Can homes be both eco-friendly and accessible? If not, it means people with disability and older people are excluded from the benefits of an eco-home. Part M of the UK building regulations require a level threshold and a downstairs toilet. The Lifetime Home standard provides for more flexibility for adaptation. But what are the eco-home advocates and designers doing for accessibility?
A study by Amita Bhakta found the following issues with the eco home movement:
- Sustainability has overridden accessibility in sustainable communities in the UK.
- Disability requires greater understanding that it is more than mobility impairment.
- Space beyond the home should be included in the meaning of home.
- Top-down policy is not enough – co-design is required.
- Planners, architects and builders in eco-housing do not consider bodily differences.
The title of the report available from Academia.edu is Accessibility in Sustainable Communities. It includes a discussion about whether sustainable communities should cater for all needs. But Bhakta points out that sustainable communities cannot regard themselves as progressive if they are exclusive. The report concludes with a model for inclusive sustainable communities. See abstract below.
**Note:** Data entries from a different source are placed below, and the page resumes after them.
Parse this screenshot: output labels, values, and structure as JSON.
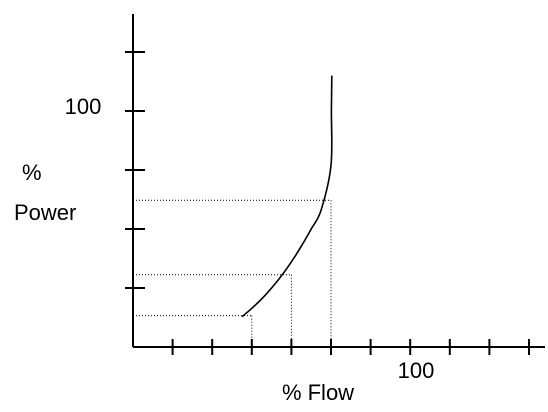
{
  "chart_data": {
    "type": "line",
    "title": "",
    "xlabel": "% Flow",
    "ylabel": [
      "%",
      "Power"
    ],
    "xlim": [
      0,
      200
    ],
    "ylim": [
      0,
      125
    ],
    "x_ticks": [
      20,
      40,
      60,
      80,
      100,
      120,
      140,
      160,
      180,
      200
    ],
    "y_ticks": [
      25,
      50,
      75,
      100,
      125
    ],
    "tick_labels": {
      "x_100": "100",
      "y_100": "100"
    },
    "grid": false,
    "series": [
      {
        "x": [
          55,
          60,
          65,
          70,
          75,
          80,
          85,
          90,
          95,
          100,
          100.2,
          100.4
        ],
        "y": [
          12.8,
          16.4,
          20.4,
          25.0,
          30.2,
          36.1,
          42.7,
          50.0,
          58.0,
          77.0,
          100.0,
          115.0
        ],
        "color": "#000000"
      }
    ],
    "annotations": [
      {
        "x": 60,
        "y": 13.3
      },
      {
        "x": 80,
        "y": 30.6
      },
      {
        "x": 100,
        "y": 62.2
      }
    ]
  }
}
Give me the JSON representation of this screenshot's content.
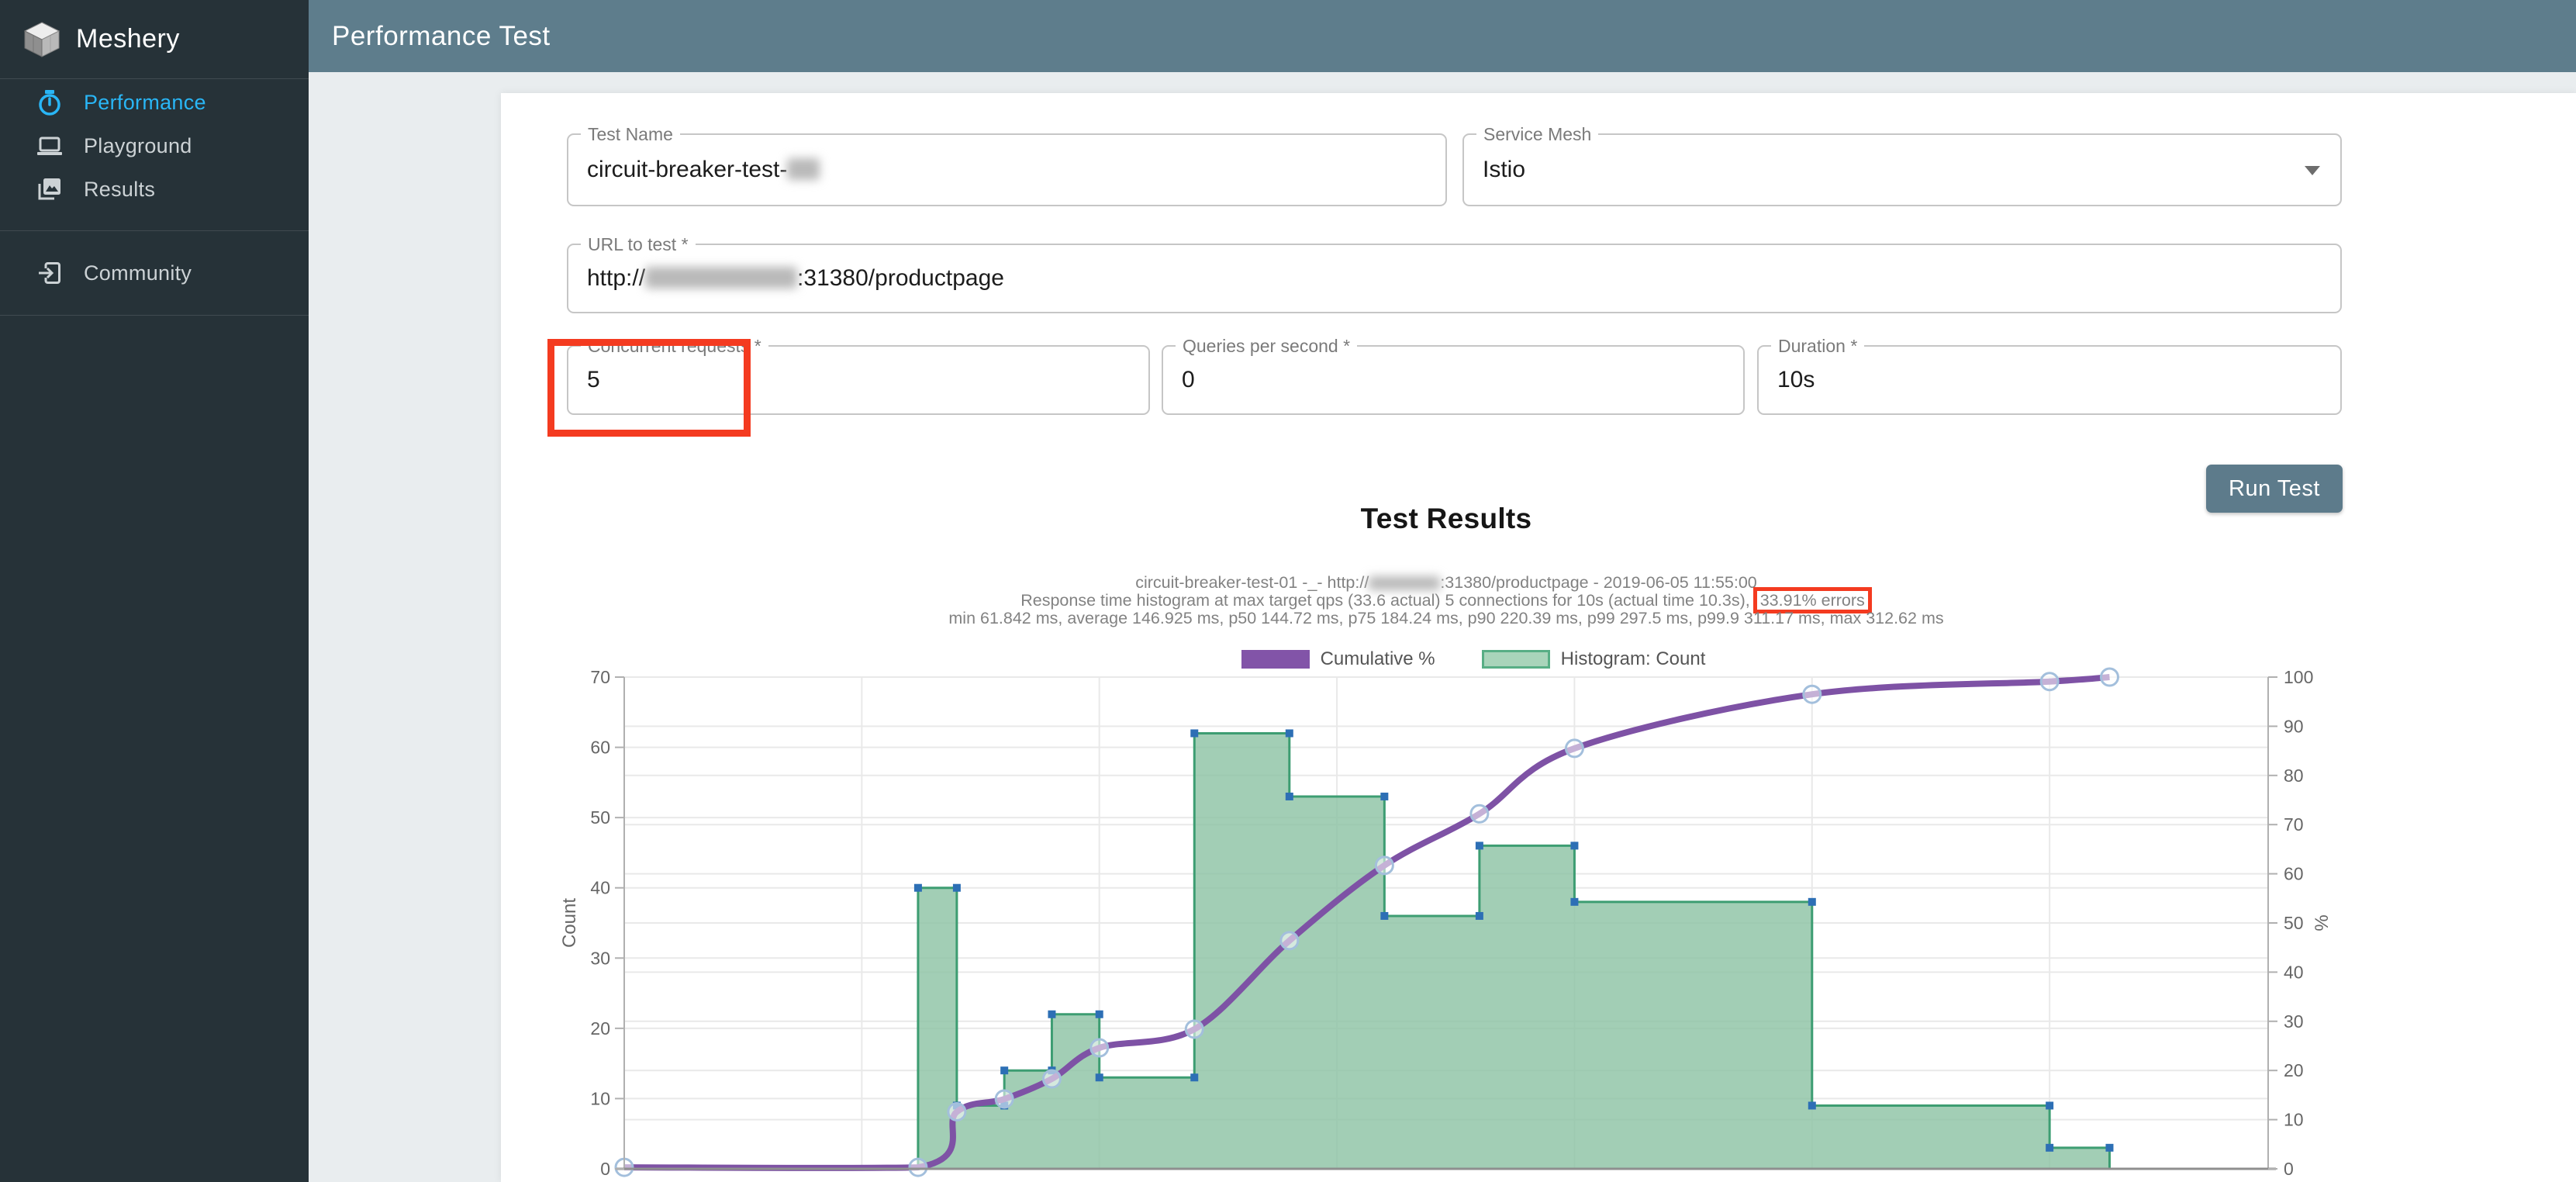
{
  "app": {
    "brand": "Meshery",
    "page_title": "Performance Test"
  },
  "sidebar": {
    "items": [
      {
        "label": "Performance",
        "active": true
      },
      {
        "label": "Playground",
        "active": false
      },
      {
        "label": "Results",
        "active": false
      },
      {
        "label": "Community",
        "active": false
      }
    ]
  },
  "header": {
    "icons": [
      "settings-gear",
      "notifications-bell",
      "user-avatar"
    ]
  },
  "form": {
    "test_name": {
      "label": "Test Name",
      "value_prefix": "circuit-breaker-test-",
      "value_suffix_redacted": true
    },
    "service_mesh": {
      "label": "Service Mesh",
      "value": "Istio"
    },
    "url": {
      "label": "URL to test *",
      "value_prefix": "http://",
      "host_redacted": true,
      "value_suffix": ":31380/productpage"
    },
    "concurrent_requests": {
      "label": "Concurrent requests *",
      "value": "5",
      "annotated": true
    },
    "queries_per_second": {
      "label": "Queries per second *",
      "value": "0"
    },
    "duration": {
      "label": "Duration *",
      "value": "10s"
    },
    "run_button_label": "Run Test"
  },
  "results": {
    "title": "Test Results",
    "summary_line1_prefix": "circuit-breaker-test-01 -_- http://",
    "summary_line1_suffix": ":31380/productpage - 2019-06-05 11:55:00",
    "summary_line2": "Response time histogram at max target qps (33.6 actual) 5 connections for 10s (actual time 10.3s),",
    "summary_line2_highlight": "33.91% errors",
    "summary_line3": "min 61.842 ms, average 146.925 ms, p50 144.72 ms, p75 184.24 ms, p90 220.39 ms, p99 297.5 ms, p99.9 311.17 ms, max 312.62 ms"
  },
  "chart_data": {
    "type": "histogram+cumulative-line",
    "x_axis": {
      "unit": "ms",
      "min": 0,
      "max": 346,
      "gridline_step": 50,
      "tick_labels_visible": false
    },
    "left_axis": {
      "label": "Count",
      "min": 0,
      "max": 70,
      "ticks": [
        0,
        10,
        20,
        30,
        40,
        50,
        60,
        70
      ]
    },
    "right_axis": {
      "label": "%",
      "min": 0,
      "max": 100,
      "ticks": [
        0,
        10,
        20,
        30,
        40,
        50,
        60,
        70,
        80,
        90,
        100
      ]
    },
    "buckets": {
      "edges_ms": [
        61.842,
        70,
        80,
        90,
        100,
        120,
        140,
        160,
        180,
        200,
        250,
        300,
        312.62
      ],
      "counts": [
        40,
        9,
        14,
        22,
        13,
        62,
        53,
        36,
        46,
        38,
        9,
        3
      ]
    },
    "cumulative": {
      "x_ms": [
        0,
        61.842,
        70,
        80,
        90,
        100,
        120,
        140,
        160,
        180,
        200,
        250,
        300,
        312.62
      ],
      "pct": [
        0.3,
        0.3,
        11.6,
        14.2,
        18.3,
        24.6,
        28.4,
        46.4,
        61.7,
        72.2,
        85.5,
        96.5,
        99.1,
        100
      ]
    },
    "series": [
      {
        "name": "Cumulative %",
        "color": "#7e52a5"
      },
      {
        "name": "Histogram: Count",
        "fill": "#8dc3a5",
        "stroke": "#3d9d72",
        "legend_fill": "#a9d4ba",
        "legend_stroke": "#58ae85"
      }
    ],
    "colors": {
      "grid": "#e9e9e9",
      "axis": "#b0b0b0",
      "bottom_axis": "#8f8f8f",
      "tick_text": "#666666",
      "marker_square": "#2d6fb5",
      "marker_circle_stroke": "#a3bfdc"
    },
    "legend_position": "top-center"
  },
  "annotations": {
    "red_box_color": "#f43b20"
  }
}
There is a similar article, Making space for disability in eco-homes and eco-communities. The eco-home movement in the UK is underpinned by collaborative and communal housing and living. The aim of the movement is to minimise environmental impact and to be socially progressive.
There is continued failure to build homes for diverse and disabled occupancy. We use three eco-communities in England to explore how their eco-houses and wider community spaces accommodate the complex disability of hypotonic Cerebral Palsy. Using site visits, video footage, spatial mapping, field diary observations, surveys and interviews, this paper argues that little attention has been paid to making eco-communities and eco-houses accessible. There are, we argue, four useful and productive ways to interrogate accessibility in eco-communities, through understandings of legislation, thresholds, dexterity and mobility. These have three significant consequences for eco-communities and disabled access: ecological living as practised by these eco-communities relies upon particular bodily capacities, and thus excludes many disabled people; disabled access was only considered in relation to the house and its thresholds, not to the much broader space of the home; and eco-communities need to be, and would benefit from being, spaces of diverse interaction.